Sean sat on the edge of his bed. He pulled at his boots, emerald green, as he watched the evening news. On the screen, the newscaster was talking about the Vortex over Bucharest. A city of more than 2 million had been saved that afternoon — 2 million Hungarians, with the entire planet next in line.
Sean worked his first boot off, and dropped it to the floor. He heard the thump of the reinforced toe on the floorboards, but barely noticed it. He was hoping to see some footage of Limerick in action.
The news cut to a shaky view of the sky above Bucharest, cellphone footage from someone on the ground. The air held a menacing swirl of purples and greys, with occasional flashes of hot pink, like lightning deep within a cloud. The twisting colours filled the screen, but it wasn’t until the camera jerked, showing a finger of concrete tower in one corner, that it became clear just how large the Vortex really was.

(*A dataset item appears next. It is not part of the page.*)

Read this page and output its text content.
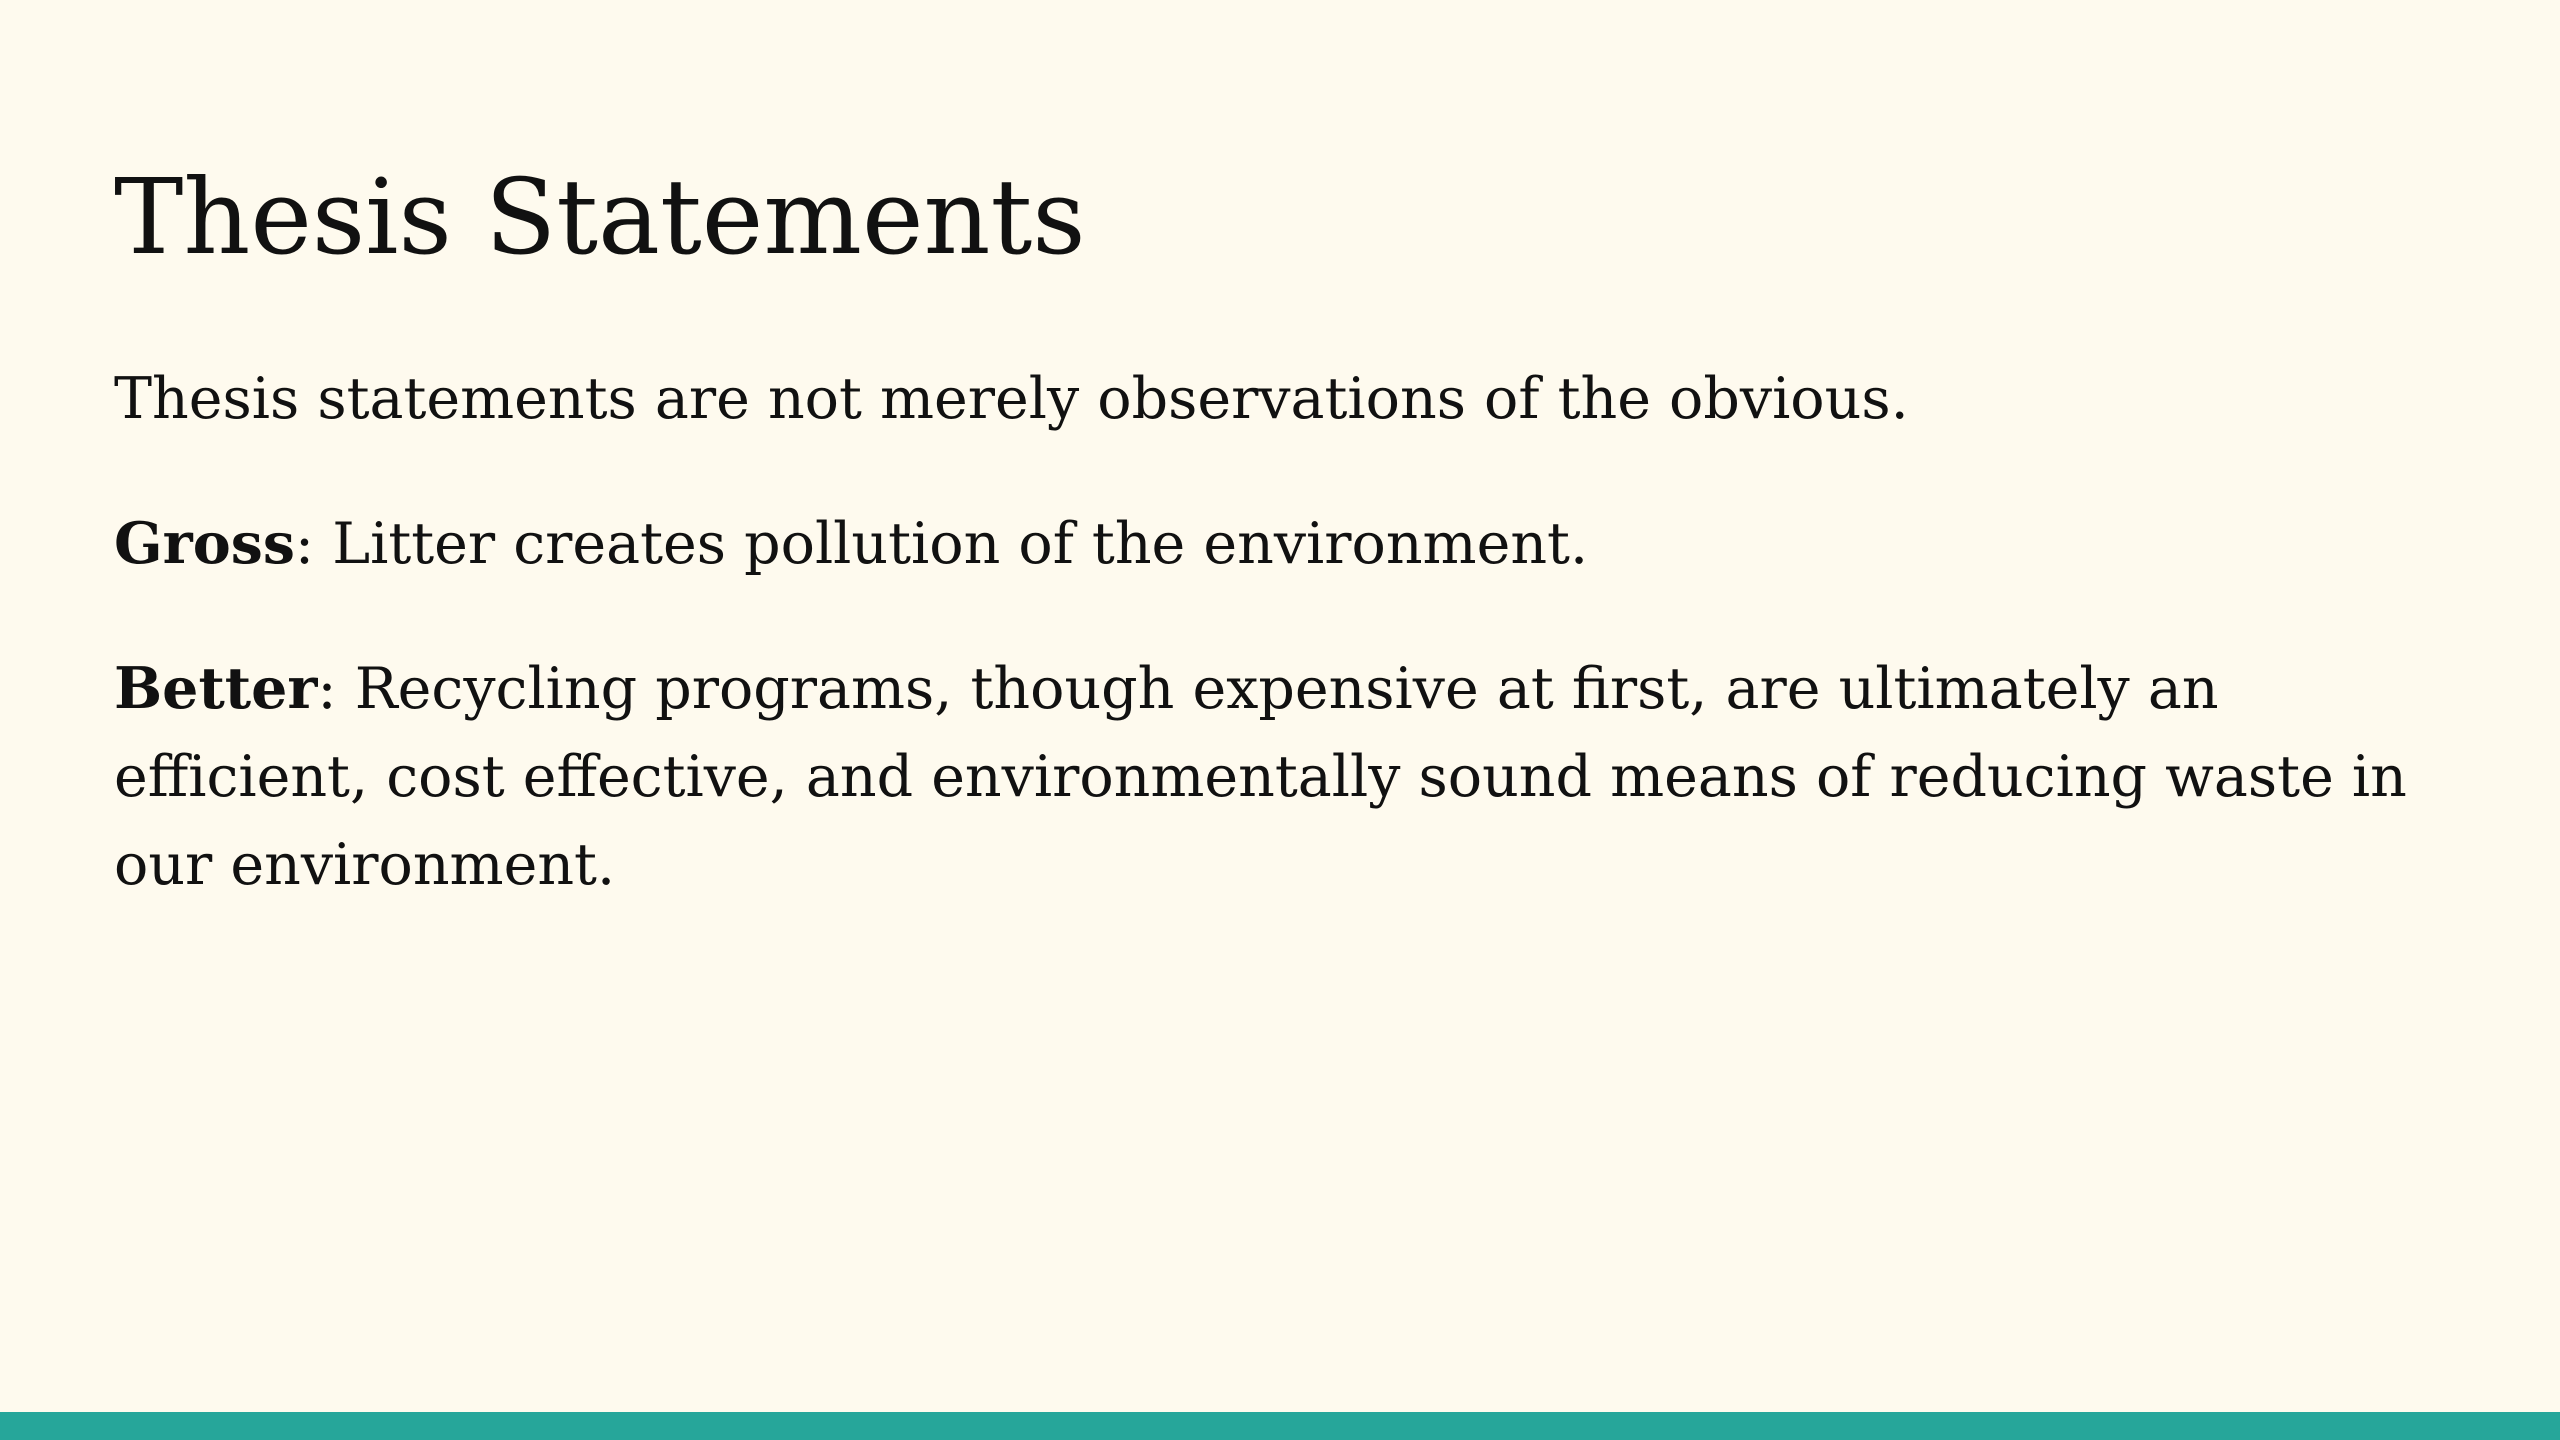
Thesis Statements

Thesis statements are not merely observations of the obvious.

Gross: Litter creates pollution of the environment.

Better: Recycling programs, though expensive at first, are ultimately an efficient, cost effective, and environmentally sound means of reducing waste in our environment.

Sean had not expected to end up fighting extra-physical invaders in Eastern Europe when he woke up that morning. He didn’t know anyone in Hungary — well, not until this afternoon — and Dublin was far enough away to be beyond consideration for a hero with no long-range travel powers. It was definitely more than a hop, skip and a jump from the Emerald Isle to the Land of the Magyars.
But then a Hungarian divorcee, mother of three, had changed his day completely. Irena described herself as a nexus, a gathering point for heroes: not just any heroes, though, but the best heroes for the crisis, whatever the crisis might be. Even still, she admitted she’d never brought anyone from so far away. Once, she said, she’d “called” in a heroine from Belgrave, but that’s practically next door to Hungary. Ireland was clear across the continent.